One user's iTunes consults a defunct HTTP proxy, but only for iTunes Store HTTP requests — other iTunes web requests are unproxied. How do I dismiss this spurious proxy setting?

Background:

It's not as easy as Internet Options.

Years ago my network had a mandatory HTTP proxy at 172.31.1.1:8080. When we switched to the 192.168.1/24 space and eliminated the proxy, this user's iTunes — the only iTunes user at the time — could no longer contact the iTunes Store, an operation which fails with "unknown error -9808".

This has been the case through several iTunes.exe upgrades over the years and prevents, among other things, activation of a new or newly upgraded iPhone.

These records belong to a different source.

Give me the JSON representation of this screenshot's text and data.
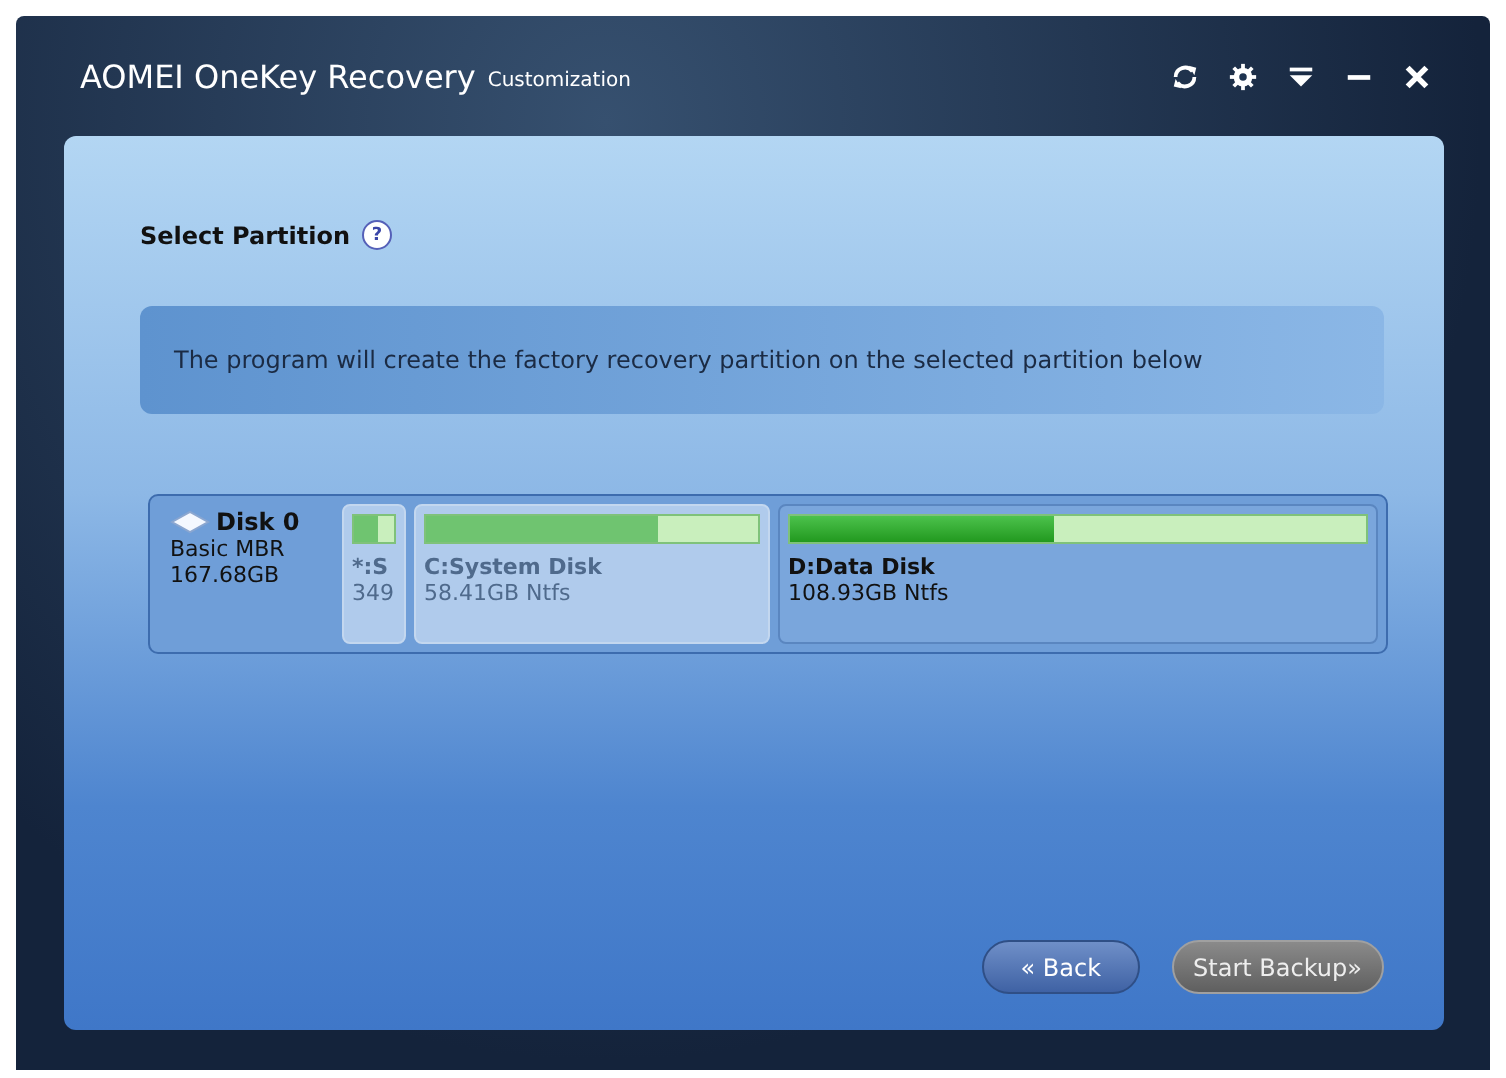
{
  "window": {
    "title": "AOMEI OneKey Recovery",
    "subtitle": "Customization"
  },
  "heading": "Select Partition",
  "help_icon": "?",
  "info": "The program will create the factory recovery partition on the selected partition below",
  "disk": {
    "name": "Disk 0",
    "type": "Basic MBR",
    "size": "167.68GB"
  },
  "partitions": [
    {
      "name": "*:S",
      "size": "349",
      "level": 0.6,
      "disabled": true
    },
    {
      "name": "C:System Disk",
      "size": "58.41GB Ntfs",
      "level": 0.7,
      "disabled": true
    },
    {
      "name": "D:Data Disk",
      "size": "108.93GB Ntfs",
      "level": 0.46,
      "disabled": false
    }
  ],
  "buttons": [
    {
      "label": "« Back",
      "disabled": false
    },
    {
      "label": "Start Backup»",
      "disabled": true
    }
  ]
}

wireshark and TCPView confirm that this user's iTunes.exe is attempting to contact the long-defunct http proxy when attempting to reach the iTunes Store, but is otherwise unproxied. Curious details:

  • No other iTunes.exe HTTP traffic for this user is affected — iTunes can successfully make HTTP chatter at Apple's servers.
  • No other web traffic at all is proxied, whether this user or others, iTunes or browser, etc.

I cannot find the spurious proxy setting anywhere in the registry nor on disk, though perhaps I haven't thought of every place to look and every format to look for. Other users who have experienced the same error code all seem to have unrelated web configuration problems (certificate validation, for example).

UPDATE in response to Phoshi's excellent suggestion, reinstallation hasn't done the trick.

Best Answer

Found it! iTunes.exe was apparently incorrectly enforcing disabled proxy settings from Mozilla Firefox, but only for iTunes Store connections.

In the affected user's prefs.js, the following was specified:

user_pref("network.proxy.http", "172.31.1.1");
user_pref("network.proxy.http_port", 8080);
user_pref("network.proxy.ssl", "172.31.1.1");
user_pref("network.proxy.ssl_port", 8080);

However, network.proxy.type was implicitly set to its default value of zero, meaning "don't use a proxy." I don't know if iTunes was calling out to the user's default browser (Firefox), partially parsing the prefs.js settings itself, or what.

In any case, I removed these settings via about:config, and all is well.

Thanks for all the suggestions, and thanks most to a sysadmin friend who suggested I search through the filesystem as well, rather than the just the registry.